Ełk
Od ponad roku co środę pod ełckim ratuszem zbierają się mieszkańcy, którzy protestują przeciwko przyjętym w Ełku sposobom naliczania opłat za śmieci. Przypomnijmy: to generalnie 58 złotych od gospodarstwa domowego. Te jedno- i dwuosobowe mogą liczyć na zniżkę, jeśli nie przekroczą limitu zużycia wody.
– Temu sposobowi się nadal sprzeciwiamy – mówi Bogdan Nowacki.
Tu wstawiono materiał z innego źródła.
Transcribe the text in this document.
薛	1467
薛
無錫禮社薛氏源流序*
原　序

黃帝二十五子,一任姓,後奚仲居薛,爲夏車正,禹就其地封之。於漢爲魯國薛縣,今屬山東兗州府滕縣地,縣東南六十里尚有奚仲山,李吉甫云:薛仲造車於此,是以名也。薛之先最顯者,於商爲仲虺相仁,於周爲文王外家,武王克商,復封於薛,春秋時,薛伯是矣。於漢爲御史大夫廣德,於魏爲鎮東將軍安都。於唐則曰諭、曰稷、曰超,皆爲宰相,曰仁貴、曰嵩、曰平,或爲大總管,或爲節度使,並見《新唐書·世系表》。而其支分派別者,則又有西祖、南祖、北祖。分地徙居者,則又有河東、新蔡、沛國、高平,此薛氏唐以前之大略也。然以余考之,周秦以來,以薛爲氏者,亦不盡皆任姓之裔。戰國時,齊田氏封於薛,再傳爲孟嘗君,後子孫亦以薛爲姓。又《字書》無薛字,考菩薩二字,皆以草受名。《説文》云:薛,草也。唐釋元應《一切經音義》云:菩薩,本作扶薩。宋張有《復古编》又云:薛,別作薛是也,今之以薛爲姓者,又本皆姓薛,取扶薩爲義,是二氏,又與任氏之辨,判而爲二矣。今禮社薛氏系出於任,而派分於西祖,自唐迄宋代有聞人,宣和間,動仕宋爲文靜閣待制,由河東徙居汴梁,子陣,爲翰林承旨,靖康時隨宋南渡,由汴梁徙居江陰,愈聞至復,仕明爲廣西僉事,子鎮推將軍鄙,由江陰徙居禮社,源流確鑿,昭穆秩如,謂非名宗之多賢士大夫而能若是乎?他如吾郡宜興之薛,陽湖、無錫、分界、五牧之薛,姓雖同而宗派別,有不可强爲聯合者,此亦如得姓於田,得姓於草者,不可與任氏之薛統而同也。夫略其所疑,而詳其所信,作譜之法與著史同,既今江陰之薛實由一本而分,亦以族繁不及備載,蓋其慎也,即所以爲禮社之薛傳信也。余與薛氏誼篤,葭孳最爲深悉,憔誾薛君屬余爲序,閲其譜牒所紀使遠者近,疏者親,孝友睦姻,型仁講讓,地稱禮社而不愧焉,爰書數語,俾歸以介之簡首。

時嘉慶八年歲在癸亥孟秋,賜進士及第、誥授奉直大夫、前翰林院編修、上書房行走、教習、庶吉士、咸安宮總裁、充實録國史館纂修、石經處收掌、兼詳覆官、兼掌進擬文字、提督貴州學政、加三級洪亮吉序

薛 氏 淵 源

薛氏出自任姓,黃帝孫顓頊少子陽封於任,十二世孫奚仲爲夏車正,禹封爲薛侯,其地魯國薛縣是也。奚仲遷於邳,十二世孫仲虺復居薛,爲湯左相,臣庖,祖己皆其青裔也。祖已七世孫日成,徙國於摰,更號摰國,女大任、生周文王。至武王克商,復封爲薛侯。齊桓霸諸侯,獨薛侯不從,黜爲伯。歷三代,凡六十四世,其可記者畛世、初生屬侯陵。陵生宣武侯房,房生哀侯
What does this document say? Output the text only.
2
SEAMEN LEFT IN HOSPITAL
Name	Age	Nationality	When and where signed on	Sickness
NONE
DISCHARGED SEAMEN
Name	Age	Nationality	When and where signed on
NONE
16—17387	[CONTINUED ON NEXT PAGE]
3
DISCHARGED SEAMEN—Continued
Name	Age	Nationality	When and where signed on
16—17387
Z grupą protestujących spotkał się 4 sierpnia radny miejski Dariusz Dracewicz. Przekazał dwie informacje. Ta dobra jest taka, że udało się znaleźć gospodarstwa domowe w Ełku, które za śmieci nie płacą.
Jest także zła wiadomość. Dotyczy programu osłonowego dla osób, które mimo przekroczenia limitu wody, dzięki niskiemu kryterium dochodowemu, miały zyskać szansę na wsparcie finansowe. Taki program osłonowy wprowadzili ełccy radni drogą uchwały w maju.
Warto dodać, że wkrótce zmienią się również ogólnopolskie przepisy dotyczące gospodarki śmieciowej. Nowelizacja uchwały rządowej już trafiła do Senatu.